Department of Biomedical Engineering, Near East University, Nicosia / TRNC, Mersin-10, 99138, Turkey.
DESAM Institute, Near East University, Nicosia / TRNC, Mersin-10, 99138, Turkey.
Comput Math Methods Med. 2020 Sep 26;2020:9756518. doi: 10.1155/2020/9756518. eCollection 2020.
The COVID-19 diagnostic approach is mainly divided into two broad categories, a laboratory-based and chest radiography approach. The last few months have witnessed a rapid increase in the number of studies use artificial intelligence (AI) techniques to diagnose COVID-19 with chest computed tomography (CT). In this study, we review the diagnosis of COVID-19 by using chest CT toward AI. We searched ArXiv, MedRxiv, and Google Scholar using the terms "deep learning", "neural networks", "COVID-19", and "chest CT". At the time of writing (August 24, 2020), there have been nearly 100 studies and 30 studies among them were selected for this review. We categorized the studies based on the classification tasks: COVID-19/normal, COVID-19/non-COVID-19, COVID-19/non-COVID-19 pneumonia, and severity. The sensitivity, specificity, precision, accuracy, area under the curve, and F1 score results were reported as high as 100%, 100%, 99.62, 99.87%, 100%, and 99.5%, respectively. However, the presented results should be carefully compared due to the different degrees of difficulty of different classification tasks.

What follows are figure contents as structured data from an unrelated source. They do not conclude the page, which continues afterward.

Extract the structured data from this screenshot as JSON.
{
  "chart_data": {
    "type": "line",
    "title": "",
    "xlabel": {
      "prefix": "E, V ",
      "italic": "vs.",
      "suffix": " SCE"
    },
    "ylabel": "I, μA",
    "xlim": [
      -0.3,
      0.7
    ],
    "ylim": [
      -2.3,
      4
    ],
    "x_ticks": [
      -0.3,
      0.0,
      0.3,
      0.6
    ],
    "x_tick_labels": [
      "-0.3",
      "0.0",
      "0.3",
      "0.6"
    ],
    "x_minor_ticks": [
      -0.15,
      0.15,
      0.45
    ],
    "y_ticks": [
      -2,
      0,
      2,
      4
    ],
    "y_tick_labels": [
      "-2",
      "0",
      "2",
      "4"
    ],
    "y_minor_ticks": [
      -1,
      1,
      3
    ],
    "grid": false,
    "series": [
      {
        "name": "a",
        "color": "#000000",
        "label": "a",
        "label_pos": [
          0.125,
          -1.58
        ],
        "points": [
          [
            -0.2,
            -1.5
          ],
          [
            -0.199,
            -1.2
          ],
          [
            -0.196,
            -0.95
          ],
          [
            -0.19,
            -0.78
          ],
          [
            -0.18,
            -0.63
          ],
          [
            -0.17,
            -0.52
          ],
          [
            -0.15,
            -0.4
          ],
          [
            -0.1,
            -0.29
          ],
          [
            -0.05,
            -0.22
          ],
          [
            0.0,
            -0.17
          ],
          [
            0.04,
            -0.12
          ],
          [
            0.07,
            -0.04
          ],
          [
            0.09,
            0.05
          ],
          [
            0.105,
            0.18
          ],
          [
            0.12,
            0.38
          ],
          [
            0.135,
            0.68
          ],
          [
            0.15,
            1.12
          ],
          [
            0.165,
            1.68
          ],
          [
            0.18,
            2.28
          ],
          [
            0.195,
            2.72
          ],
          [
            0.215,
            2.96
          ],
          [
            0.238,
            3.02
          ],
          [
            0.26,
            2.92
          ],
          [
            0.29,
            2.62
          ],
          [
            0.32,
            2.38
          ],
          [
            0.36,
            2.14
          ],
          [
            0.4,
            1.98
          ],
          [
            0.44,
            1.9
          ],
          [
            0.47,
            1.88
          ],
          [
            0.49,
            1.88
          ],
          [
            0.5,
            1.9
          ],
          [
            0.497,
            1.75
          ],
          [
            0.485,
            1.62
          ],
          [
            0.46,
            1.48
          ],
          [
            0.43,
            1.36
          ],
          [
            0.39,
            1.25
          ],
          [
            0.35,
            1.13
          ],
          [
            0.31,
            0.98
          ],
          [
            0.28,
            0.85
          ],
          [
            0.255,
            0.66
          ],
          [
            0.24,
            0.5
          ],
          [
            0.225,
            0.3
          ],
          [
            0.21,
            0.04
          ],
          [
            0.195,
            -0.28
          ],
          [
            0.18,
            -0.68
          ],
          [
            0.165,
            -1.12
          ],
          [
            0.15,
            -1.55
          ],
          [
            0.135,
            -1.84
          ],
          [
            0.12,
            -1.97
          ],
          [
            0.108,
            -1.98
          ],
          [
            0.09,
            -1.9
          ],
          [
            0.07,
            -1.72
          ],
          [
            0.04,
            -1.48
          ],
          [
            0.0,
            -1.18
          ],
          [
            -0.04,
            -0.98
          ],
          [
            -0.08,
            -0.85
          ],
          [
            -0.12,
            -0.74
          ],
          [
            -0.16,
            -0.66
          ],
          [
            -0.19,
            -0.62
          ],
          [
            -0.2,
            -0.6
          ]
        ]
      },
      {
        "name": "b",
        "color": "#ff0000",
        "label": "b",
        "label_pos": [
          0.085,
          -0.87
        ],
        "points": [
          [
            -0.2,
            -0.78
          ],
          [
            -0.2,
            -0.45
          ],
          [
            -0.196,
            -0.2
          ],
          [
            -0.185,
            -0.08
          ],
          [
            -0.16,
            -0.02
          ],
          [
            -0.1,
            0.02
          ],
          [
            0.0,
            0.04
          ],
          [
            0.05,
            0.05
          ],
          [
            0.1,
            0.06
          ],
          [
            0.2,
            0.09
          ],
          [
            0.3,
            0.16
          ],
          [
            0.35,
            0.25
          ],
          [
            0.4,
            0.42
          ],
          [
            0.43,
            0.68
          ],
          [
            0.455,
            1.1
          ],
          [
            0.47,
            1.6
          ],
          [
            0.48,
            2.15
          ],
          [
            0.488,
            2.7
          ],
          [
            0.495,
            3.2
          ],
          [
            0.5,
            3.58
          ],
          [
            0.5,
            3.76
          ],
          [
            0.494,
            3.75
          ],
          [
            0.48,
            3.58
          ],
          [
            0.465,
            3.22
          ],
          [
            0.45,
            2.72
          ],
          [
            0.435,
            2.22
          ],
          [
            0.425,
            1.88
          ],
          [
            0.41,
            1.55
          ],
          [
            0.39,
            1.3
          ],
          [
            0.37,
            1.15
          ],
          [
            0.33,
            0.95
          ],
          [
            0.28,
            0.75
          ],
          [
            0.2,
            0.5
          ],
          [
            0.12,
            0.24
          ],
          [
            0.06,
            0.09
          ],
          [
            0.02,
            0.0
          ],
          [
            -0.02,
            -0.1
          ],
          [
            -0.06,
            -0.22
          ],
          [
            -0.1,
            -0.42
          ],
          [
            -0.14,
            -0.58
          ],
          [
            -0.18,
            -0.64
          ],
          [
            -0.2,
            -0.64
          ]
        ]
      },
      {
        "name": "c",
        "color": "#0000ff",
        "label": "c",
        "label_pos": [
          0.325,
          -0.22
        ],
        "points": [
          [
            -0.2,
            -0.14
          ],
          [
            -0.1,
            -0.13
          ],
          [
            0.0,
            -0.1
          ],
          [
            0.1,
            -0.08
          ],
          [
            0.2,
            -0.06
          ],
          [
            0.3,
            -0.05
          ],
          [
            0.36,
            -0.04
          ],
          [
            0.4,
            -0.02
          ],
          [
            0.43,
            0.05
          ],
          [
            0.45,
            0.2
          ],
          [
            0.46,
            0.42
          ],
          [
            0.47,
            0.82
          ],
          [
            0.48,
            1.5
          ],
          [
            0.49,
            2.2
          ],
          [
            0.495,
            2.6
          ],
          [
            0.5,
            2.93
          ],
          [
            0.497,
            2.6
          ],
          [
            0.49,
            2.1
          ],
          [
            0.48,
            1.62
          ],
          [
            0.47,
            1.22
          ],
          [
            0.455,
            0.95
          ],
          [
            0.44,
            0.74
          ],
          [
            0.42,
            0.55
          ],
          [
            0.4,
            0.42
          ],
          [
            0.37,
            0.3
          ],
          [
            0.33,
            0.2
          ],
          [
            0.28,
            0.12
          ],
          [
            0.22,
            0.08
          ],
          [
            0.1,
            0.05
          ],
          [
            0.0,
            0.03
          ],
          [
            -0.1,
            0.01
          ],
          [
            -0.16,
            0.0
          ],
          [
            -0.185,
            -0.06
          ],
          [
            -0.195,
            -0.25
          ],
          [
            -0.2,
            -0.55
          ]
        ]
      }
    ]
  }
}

COVID-19 的诊断方法主要分为两类,基于实验室的方法和胸部 X 射线方法。过去几个月见证了越来越多的研究使用人工智能 (AI) 技术结合胸部计算机断层扫描 (CT) 来诊断 COVID-19。在本研究中,我们回顾了使用胸部 CT 进行 AI 诊断 COVID-19 的方法。我们使用了“深度学习”、“神经网络”、“COVID-19”和“胸部 CT”等术语,在 ArXiv、MedRxiv 和 Google Scholar 上进行了搜索。截至 2020 年 8 月 24 日,已经有近 100 项研究,其中 30 项研究被选入本次综述。我们根据分类任务对这些研究进行了分类:COVID-19/正常、COVID-19/非 COVID-19、COVID-19/非 COVID-19 肺炎和严重程度。报告的敏感性、特异性、精确性、准确性、曲线下面积和 F1 评分结果分别高达 100%、100%、99.62%、99.87%、100%和 99.5%。然而,由于不同分类任务的难度程度不同,应仔细比较这些结果。